Many people in the past have told me that the ending of Schindler's List has reduced them to tears. Well, it makes me cry too. It makes me cry, because I become ashamed to be a filmgoer. The final scene, using real-life holocaust survivors, makes me physically ill. What Spielberg was doing shocked me. He was exploiting real life heroes for his own personal gain. Because lets face it; what was Spielberg's aim? To attract attention to the Holocaust? Well, maybe. But the very fact that the film was a big budget Hollywood production makes me a little suspicious. Maybe I should correct a statement made earlier. Maybe filmmakers shouldn't attempt to tackle real life tragedy. At least not if they're a big budget production. At the very least Spielberg should have refused to accept his Oscar. That would have been a statement I could have respected. If Spielberg had not stepped up to that podium, maybe this review might have been a bit different. Because to me that would have meant something. That to me would have meant that the subject matter was more important than any shiny statuette. And that would have been enough.
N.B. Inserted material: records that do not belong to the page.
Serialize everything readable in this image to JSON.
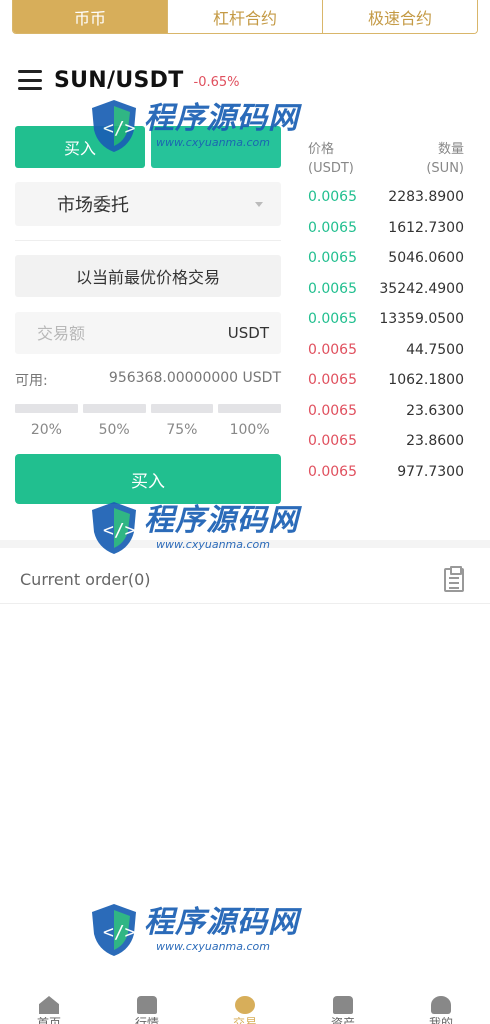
{
  "top_tabs": [
    {
      "label": "币币",
      "active": true
    },
    {
      "label": "杠杆合约",
      "active": false
    },
    {
      "label": "极速合约",
      "active": false
    }
  ],
  "header": {
    "pair": "SUN/USDT",
    "change": "-0.65%",
    "menu_icon": "hamburger-menu-icon"
  },
  "trade": {
    "buy_tab": "买入",
    "sell_tab": "",
    "order_type": "市场委托",
    "best_price_note": "以当前最优价格交易",
    "amount_placeholder": "交易额",
    "amount_unit": "USDT",
    "available_label": "可用:",
    "available_value": "956368.00000000 USDT",
    "percents": [
      "20%",
      "50%",
      "75%",
      "100%"
    ],
    "submit": "买入"
  },
  "order_book": {
    "price_label": "价格",
    "price_unit": "(USDT)",
    "qty_label": "数量",
    "qty_unit": "(SUN)",
    "rows": [
      {
        "price": "0.0065",
        "qty": "2283.8900",
        "side": "buy"
      },
      {
        "price": "0.0065",
        "qty": "1612.7300",
        "side": "buy"
      },
      {
        "price": "0.0065",
        "qty": "5046.0600",
        "side": "buy"
      },
      {
        "price": "0.0065",
        "qty": "35242.4900",
        "side": "buy"
      },
      {
        "price": "0.0065",
        "qty": "13359.0500",
        "side": "buy"
      },
      {
        "price": "0.0065",
        "qty": "44.7500",
        "side": "sell"
      },
      {
        "price": "0.0065",
        "qty": "1062.1800",
        "side": "sell"
      },
      {
        "price": "0.0065",
        "qty": "23.6300",
        "side": "sell"
      },
      {
        "price": "0.0065",
        "qty": "23.8600",
        "side": "sell"
      },
      {
        "price": "0.0065",
        "qty": "977.7300",
        "side": "sell"
      }
    ]
  },
  "current_order": {
    "label": "Current order(0)",
    "icon": "clipboard-icon"
  },
  "watermark": {
    "cn": "程序源码网",
    "url": "www.cxyuanma.com"
  },
  "bottom_nav": [
    {
      "label": "首页",
      "icon": "home-icon",
      "active": false
    },
    {
      "label": "行情",
      "icon": "chart-icon",
      "active": false
    },
    {
      "label": "交易",
      "icon": "trade-icon",
      "active": true
    },
    {
      "label": "资产",
      "icon": "wallet-icon",
      "active": false
    },
    {
      "label": "我的",
      "icon": "user-icon",
      "active": false
    }
  ],
  "colors": {
    "gold": "#d7ae5a",
    "green": "#21bf8f",
    "red": "#e0505e"
  }
}
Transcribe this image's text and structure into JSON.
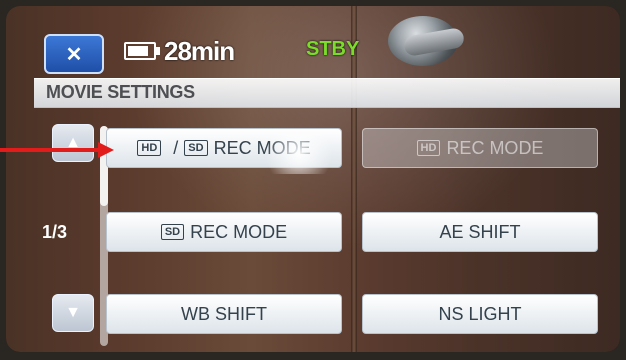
{
  "topbar": {
    "close_label": "✕",
    "battery_icon": "battery-icon",
    "remaining_time": "28min",
    "status": "STBY"
  },
  "title": "MOVIE SETTINGS",
  "pagination": {
    "page_indicator": "1/3",
    "up_arrow": "▲",
    "down_arrow": "▼"
  },
  "menu": {
    "items": [
      {
        "badge_hd": "HD",
        "sep": "/",
        "badge_sd": "SD",
        "label": "REC MODE",
        "state": "selected"
      },
      {
        "badge_hd": "HD",
        "label": "REC MODE",
        "state": "disabled"
      },
      {
        "badge_sd": "SD",
        "label": "REC MODE",
        "state": "enabled"
      },
      {
        "label": "AE SHIFT",
        "state": "enabled"
      },
      {
        "label": "WB SHIFT",
        "state": "enabled"
      },
      {
        "label": "NS LIGHT",
        "state": "enabled"
      }
    ]
  },
  "colors": {
    "stby": "#7bdc2a",
    "arrow": "#e21b1b",
    "close_button": "#1f4fa8"
  }
}
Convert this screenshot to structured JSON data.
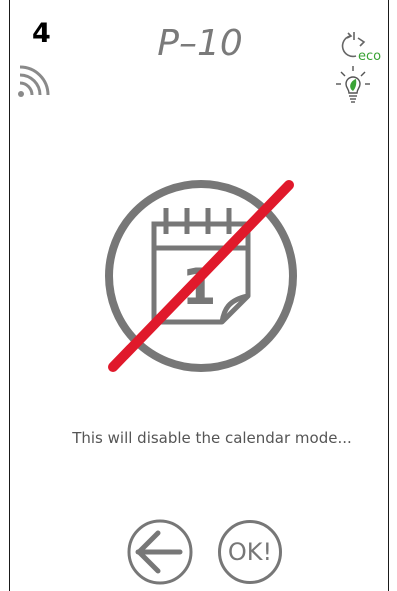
{
  "header": {
    "zone_number": "4",
    "program_title": "P–10",
    "eco_label": "eco"
  },
  "icons": {
    "wifi": "wifi-signal-icon",
    "eco": "eco-cycle-icon",
    "bulb": "leaf-bulb-icon",
    "main": "calendar-disabled-icon",
    "back": "arrow-left-icon"
  },
  "main": {
    "calendar_day": "1",
    "message": "This will disable the calendar mode..."
  },
  "buttons": {
    "ok_label": "OK!"
  },
  "colors": {
    "title_gray": "#7a7a7a",
    "icon_gray": "#777777",
    "strike_red": "#e0192b",
    "eco_green": "#3aa335"
  }
}
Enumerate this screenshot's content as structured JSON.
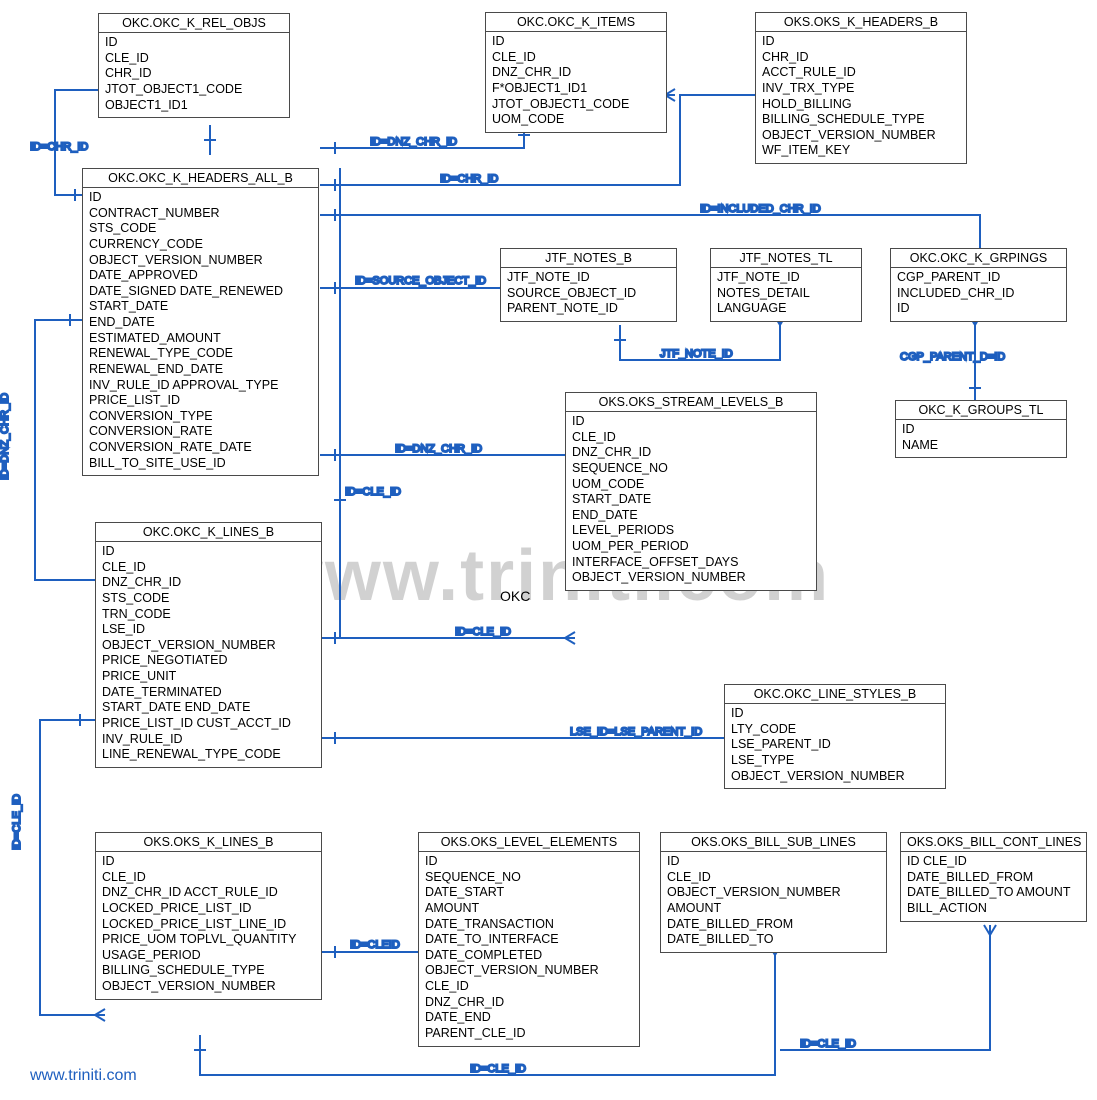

I do respect the Shoah foundation and all of the wonderful work it has done. But couldn't have Spielberg dedicated the money used for Schindler's List to that instead? Instead of exploiting the past, couldn't he have used all that cash for something concrete? It is the optimism at the heart of Schindler's List that also gets me down. By ending his film on such an upbeat note, Spielberg seems to be saying to me: don't worry, everything's under control now. By tying up all the lose ends, by having Goeth hung, Spielberg is softly soothing his audience. Thus, he essentially allows his viewers to leave the cinema unconcerned. They do not dwell on the horrors of the Holocaust. They do not think about those who died, about the dreadful acts that were committed. Instead they reassure themselves that all is under control.

The Holocaust was one of the most shocking crimes in human memory. And that is why I despise Schindler's List. Because throughout the whole film, money always hovers over the proceedings. Throughout the whole film, Hollywood keeps sneaking in. And that is what makes me ashamed to adore film. The very idea that the medium I so worship could twist and exploit such a terrible tragedy makes me physically sick.